The Unionists are on weak ground in opposing this stipulation, which is perhaps why Mr Trimble didn't overtly try to do so in the Commons. It's not as if North can be said to be part of some covert shuffle towards a united Ireland. The Unionists have claimed that because under Margaret Thatcher's Anglo-Irish agreement, Dublin has a right to nominate members of public bodies in Northern Ireland, it will help to determine the composition of the commission. But the appointments remain firmly in the hands of the British Secretary of State, and anyway the Irish government has already indicated that it would not even nominate to the commission. In fact North is settlement-neutral; it seeks instead to inject an element of the mutual respect between the two traditions in Northern Ireland which every serious politician insists, at least in public, is necessary whatever its future. And each failure of the constitutional process, like the Government's refusal to commit itself to the most fundamental recommendation of North, threatens to strengthen the standing of Sinn Fein in nationalist areas at the expense of the SDLP.

It now looks as if Sir Patrick Mayhew, the Northern Ireland Secretary, faced with what could be the last important decision of his political career, was keen to move more decisively and faster than he was allowed to do. The pro-Unionist Lord Cranborne-Michael Howard axis on the Cabinet's Northern Ireland Committee were apparently doubtful about handing over the role of adjudicating on marches to a new commission. The Ulster Unionist leadership did nothing to dispel ministerial fears that immediate legislation on North might just tempt the party to vote for the potentially fatal no-confidence motion that Labour will certainly consider tabling in the event of a Tory defeat in the Wirral by-election. For a mix of these reasons, therefore, the Government decided not to commit itself on the clear North recommendation that the commission should have powers to adjudicate, if necessary, on whether a parade should go ahead.

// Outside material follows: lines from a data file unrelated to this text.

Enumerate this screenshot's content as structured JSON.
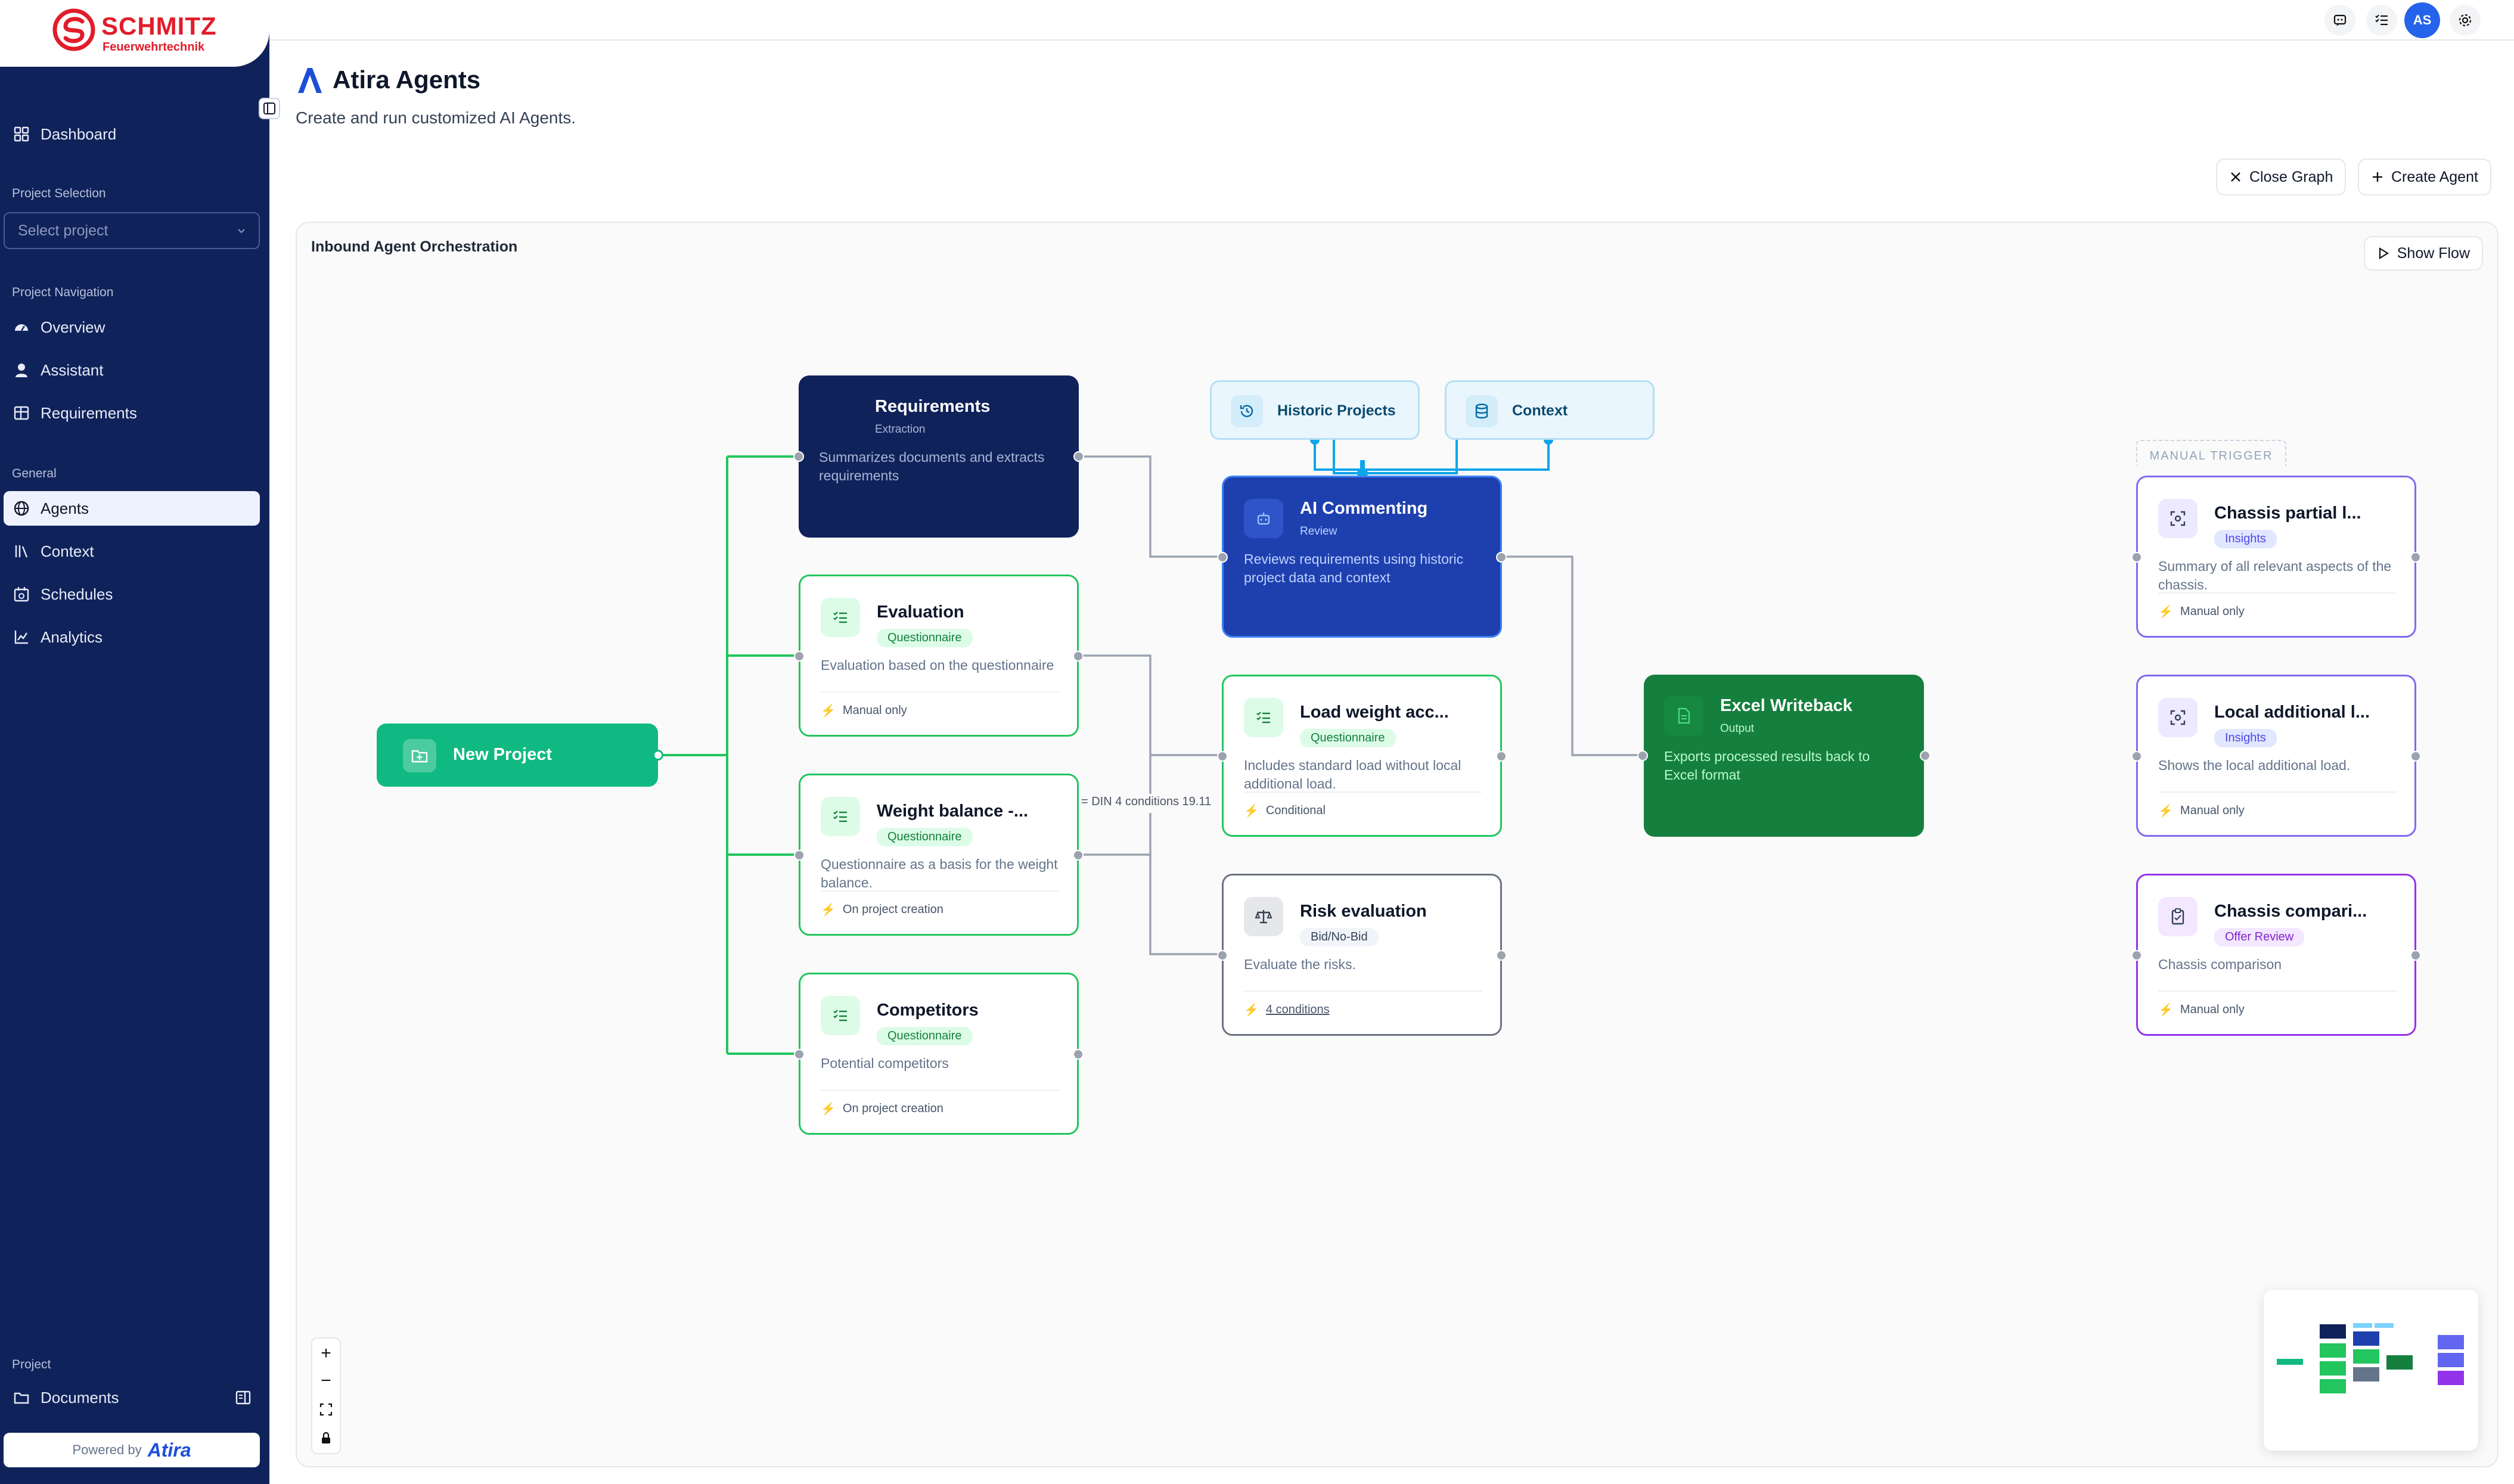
{
  "brand": {
    "name": "SCHMITZ",
    "subtitle": "Feuerwehrtechnik",
    "brand_color": "#e11d2a"
  },
  "sidebar": {
    "dashboard_label": "Dashboard",
    "project_selection_label": "Project Selection",
    "project_select_placeholder": "Select project",
    "project_navigation_label": "Project Navigation",
    "project_nav": [
      {
        "label": "Overview",
        "icon": "gauge-icon"
      },
      {
        "label": "Assistant",
        "icon": "user-icon"
      },
      {
        "label": "Requirements",
        "icon": "table-icon"
      }
    ],
    "general_label": "General",
    "general_nav": [
      {
        "label": "Agents",
        "icon": "globe-icon",
        "active": true
      },
      {
        "label": "Context",
        "icon": "library-icon"
      },
      {
        "label": "Schedules",
        "icon": "calendar-icon"
      },
      {
        "label": "Analytics",
        "icon": "chart-icon"
      }
    ],
    "project_label": "Project",
    "documents_label": "Documents",
    "powered_by": "Powered by",
    "powered_brand": "Atira"
  },
  "topbar": {
    "icons": [
      "chat-icon",
      "checklist-icon",
      "settings-icon"
    ],
    "avatar_initials": "AS",
    "avatar_color": "#2563eb"
  },
  "header": {
    "title": "Atira Agents",
    "subtitle": "Create and run customized AI Agents.",
    "close_graph_label": "Close Graph",
    "create_agent_label": "Create Agent"
  },
  "graph": {
    "title": "Inbound Agent Orchestration",
    "show_flow_label": "Show Flow",
    "edge_label": "= DIN 4 conditions 19.11",
    "manual_trigger_label": "MANUAL TRIGGER",
    "nodes": {
      "new_project": {
        "title": "New Project"
      },
      "requirements": {
        "title": "Requirements",
        "badge": "Extraction",
        "desc": "Summarizes documents and extracts requirements"
      },
      "evaluation": {
        "title": "Evaluation",
        "badge": "Questionnaire",
        "desc": "Evaluation based on the questionnaire",
        "footer": "Manual only"
      },
      "weight_balance": {
        "title": "Weight balance -...",
        "badge": "Questionnaire",
        "desc": "Questionnaire as a basis for the weight balance.",
        "footer": "On project creation"
      },
      "competitors": {
        "title": "Competitors",
        "badge": "Questionnaire",
        "desc": "Potential competitors",
        "footer": "On project creation"
      },
      "historic_projects": {
        "title": "Historic Projects"
      },
      "context": {
        "title": "Context"
      },
      "ai_commenting": {
        "title": "AI Commenting",
        "badge": "Review",
        "desc": "Reviews requirements using historic project data and context"
      },
      "load_weight": {
        "title": "Load weight acc...",
        "badge": "Questionnaire",
        "desc": "Includes standard load without local additional load.",
        "footer": "Conditional"
      },
      "risk_evaluation": {
        "title": "Risk evaluation",
        "badge": "Bid/No-Bid",
        "desc": "Evaluate the risks.",
        "footer": "4 conditions"
      },
      "excel_writeback": {
        "title": "Excel Writeback",
        "badge": "Output",
        "desc": "Exports processed results back to Excel format"
      },
      "chassis_partial": {
        "title": "Chassis partial l...",
        "badge": "Insights",
        "desc": "Summary of all relevant aspects of the chassis.",
        "footer": "Manual only"
      },
      "local_additional": {
        "title": "Local additional l...",
        "badge": "Insights",
        "desc": "Shows the local additional load.",
        "footer": "Manual only"
      },
      "chassis_comparison": {
        "title": "Chassis compari...",
        "badge": "Offer Review",
        "desc": "Chassis comparison",
        "footer": "Manual only"
      }
    }
  },
  "colors": {
    "sidebar_bg": "#10225a",
    "green_edge": "#22c55e",
    "blue_edge": "#0ea5e9",
    "node_navy": "#10225a",
    "node_blue": "#1e40af",
    "node_green": "#15803d",
    "new_project_green": "#10b981",
    "insights_purple": "#7c6cf0",
    "offer_purple": "#9333ea"
  }
}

Once the Government had decided to "consult" for eight weeks on a report which was itself the product of exhaustive consultation, Sir Patrick privately made unusually strenuous efforts to preserve Labour's support. And Labour was faced with an unenviable decision; Mo Mowlam did indeed urge Sir Patrick to move quickly last week. But by attacking the Government outright, as the Liberal Democrats honourably did, it might have at once alienated the Ulster Unionists, jeopardised the extremely fragile talks process, and given the Conservative Party a convenient excuse to end bipartisanship in opposition after the election, all without seeing a commission in place for the marching season.

Labour now can only press Sir Patrick - and Ms Mowlam will be meeting him soon - to move as quickly as possible in appointing the commission so that an incoming government can legislate immediately to give it the powers North wants. But the portents are not good.

If the general election isn't until 1 May, the sharply adversarial climate generated by the local authority elections in Northern Ireland three weeks later could make immediate legislation difficult even if Labour wins. It would be a brave politician who would make Drumcree 1997 the first critical decision for the new commission, without it being tested earlier in the marching season. The threat that would confront an incoming Labour government could yet be a repeat of last summer's events.

And the report is eloquently factual on the trail of devastation left by Drumcree. You can only measure the financial costs; but those numbers themselves testify to the human suffering that underlies them: pounds 10m in police overtime; pounds 25m in criminal damage claims; pounds 4.5m shortfall in the Northern Ireland Housing Executive costs of purchasing houses "which the occupants have been obliged to leave following the tensions of the summer" and a "dramatic" increase in the number of families homeless as a result of intimidation. At the weekend Dr Mowlam tried to give an incoming Labour government, if there is one, a little more leeway in the peace process, by appearing to hint in an interview with the Dublin Sunday Tribune that it might impose slightly less prohibitive conditions on Sinn Fein entering all-party talks. But the problems are piling up.